Wie gesagt: Die Text-Bild-Schere kennen wir alle. Wie aber nennt man den Spezialfall, dass sie völlig geschlossen ist? Viele unserer jüngeren Kolleginnen und Kollegen wissen das nicht mehr, wie ich feststellen musste, deshalb hier die Auflösung, garantiert frei von Political Correctness: Eine völlige langweilige Übereinstimmung von Bild und Text nennen wir "Neger vor Hütte".
"Warum so ein schiacher Ausdruck!?" höre ich es entsetzt aus den hinteren Reihen quieken. Gemach, gemach: Es ist nicht so schlimm, wie es sich anhört. Die Wendung geht zurück auf ein bestimmtes Genre von ethnologischer Schreibe, die bis in die 1950er Jahre gängig war.
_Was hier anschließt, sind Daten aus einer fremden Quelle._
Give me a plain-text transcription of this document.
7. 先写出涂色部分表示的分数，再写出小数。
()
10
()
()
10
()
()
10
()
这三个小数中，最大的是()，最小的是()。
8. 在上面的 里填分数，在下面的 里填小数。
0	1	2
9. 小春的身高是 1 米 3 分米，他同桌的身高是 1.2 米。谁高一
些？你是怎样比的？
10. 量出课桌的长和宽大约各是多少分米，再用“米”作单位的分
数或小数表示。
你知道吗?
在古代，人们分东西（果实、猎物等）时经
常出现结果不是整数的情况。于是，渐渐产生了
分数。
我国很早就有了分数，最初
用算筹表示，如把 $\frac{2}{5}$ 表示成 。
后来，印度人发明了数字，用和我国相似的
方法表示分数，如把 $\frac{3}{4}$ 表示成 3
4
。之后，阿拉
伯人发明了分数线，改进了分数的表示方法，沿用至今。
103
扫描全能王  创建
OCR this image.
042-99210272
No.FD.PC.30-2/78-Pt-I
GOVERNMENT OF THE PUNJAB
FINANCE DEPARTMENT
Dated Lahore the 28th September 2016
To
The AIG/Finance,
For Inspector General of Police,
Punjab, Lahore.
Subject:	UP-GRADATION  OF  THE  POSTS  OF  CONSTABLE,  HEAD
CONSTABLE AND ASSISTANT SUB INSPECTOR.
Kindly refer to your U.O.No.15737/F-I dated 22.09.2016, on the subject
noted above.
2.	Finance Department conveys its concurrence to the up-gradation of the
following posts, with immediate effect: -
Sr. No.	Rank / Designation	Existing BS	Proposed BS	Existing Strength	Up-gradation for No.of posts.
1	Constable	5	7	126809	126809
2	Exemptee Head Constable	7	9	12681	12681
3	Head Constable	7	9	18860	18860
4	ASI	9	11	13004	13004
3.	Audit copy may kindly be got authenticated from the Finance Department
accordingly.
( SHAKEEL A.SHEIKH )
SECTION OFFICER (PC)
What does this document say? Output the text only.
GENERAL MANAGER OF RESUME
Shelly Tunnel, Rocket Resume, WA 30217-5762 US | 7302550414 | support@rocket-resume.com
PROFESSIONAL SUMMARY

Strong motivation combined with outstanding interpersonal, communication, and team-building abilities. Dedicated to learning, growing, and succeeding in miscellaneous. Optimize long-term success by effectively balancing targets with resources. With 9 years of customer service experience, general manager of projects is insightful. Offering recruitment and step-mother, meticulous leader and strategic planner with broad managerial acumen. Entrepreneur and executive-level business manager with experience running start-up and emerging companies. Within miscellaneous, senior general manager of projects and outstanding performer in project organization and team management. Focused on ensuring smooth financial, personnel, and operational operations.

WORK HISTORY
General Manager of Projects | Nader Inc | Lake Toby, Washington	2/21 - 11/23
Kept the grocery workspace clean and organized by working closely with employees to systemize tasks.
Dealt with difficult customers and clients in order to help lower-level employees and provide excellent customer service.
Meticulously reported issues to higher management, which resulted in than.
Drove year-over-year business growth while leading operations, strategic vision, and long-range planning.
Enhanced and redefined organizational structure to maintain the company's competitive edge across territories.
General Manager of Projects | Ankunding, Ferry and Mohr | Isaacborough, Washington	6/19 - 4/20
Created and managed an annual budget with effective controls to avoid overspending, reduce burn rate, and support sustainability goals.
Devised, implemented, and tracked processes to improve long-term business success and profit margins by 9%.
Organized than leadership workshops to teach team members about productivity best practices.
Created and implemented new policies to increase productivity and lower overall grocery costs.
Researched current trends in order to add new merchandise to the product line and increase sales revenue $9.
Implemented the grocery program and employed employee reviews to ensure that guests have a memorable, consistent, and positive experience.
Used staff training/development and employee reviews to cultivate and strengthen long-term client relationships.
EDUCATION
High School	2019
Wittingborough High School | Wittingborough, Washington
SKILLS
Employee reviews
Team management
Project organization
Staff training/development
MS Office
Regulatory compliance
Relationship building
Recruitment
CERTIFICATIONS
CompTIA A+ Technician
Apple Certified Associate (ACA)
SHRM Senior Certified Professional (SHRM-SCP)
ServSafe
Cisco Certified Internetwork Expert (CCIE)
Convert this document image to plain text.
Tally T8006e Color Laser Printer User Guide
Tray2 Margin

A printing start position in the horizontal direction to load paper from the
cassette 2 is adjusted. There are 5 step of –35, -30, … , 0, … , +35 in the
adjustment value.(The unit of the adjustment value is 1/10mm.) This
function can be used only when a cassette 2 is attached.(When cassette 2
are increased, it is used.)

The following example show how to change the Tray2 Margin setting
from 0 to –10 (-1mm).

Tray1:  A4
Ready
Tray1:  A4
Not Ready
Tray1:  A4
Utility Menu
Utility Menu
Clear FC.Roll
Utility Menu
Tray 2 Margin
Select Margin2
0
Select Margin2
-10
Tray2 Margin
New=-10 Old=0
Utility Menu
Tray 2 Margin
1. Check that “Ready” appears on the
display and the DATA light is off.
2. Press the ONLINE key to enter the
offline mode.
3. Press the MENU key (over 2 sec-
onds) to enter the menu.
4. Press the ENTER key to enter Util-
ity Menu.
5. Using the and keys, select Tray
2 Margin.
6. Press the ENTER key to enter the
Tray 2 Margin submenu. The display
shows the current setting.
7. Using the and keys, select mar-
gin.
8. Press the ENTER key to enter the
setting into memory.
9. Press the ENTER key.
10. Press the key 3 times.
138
In einschlägigen Büchern war es ganz normal, das Bild eines Afrikaners vor seiner Hütte zu sehen, mit der treuherzigen Bildunterschrift "Neger vor Hütte". Autoren dieses Schlages vermuteten wohl, ihre Leserschaft habe schon genug zu kiefeln an der Tatsache, dass es Neger gibt und dass manche in Hütten wohnen, und wollten sie nicht mit tiefergehenden Informationen überfordern.
Geringgeschätzt wird dabei nicht der abgebildete Schwarze, sondern der Autor, dem nichts Besseres eingefallen ist.

Dürfen wir den Ausdruck also weiterhin verwenden? Wenn ihr mich fragt: aber ja! Es sei denn, einer von euch hat einen besseren Vorschlag. Das war's für heute, bis zum nächsten Mal.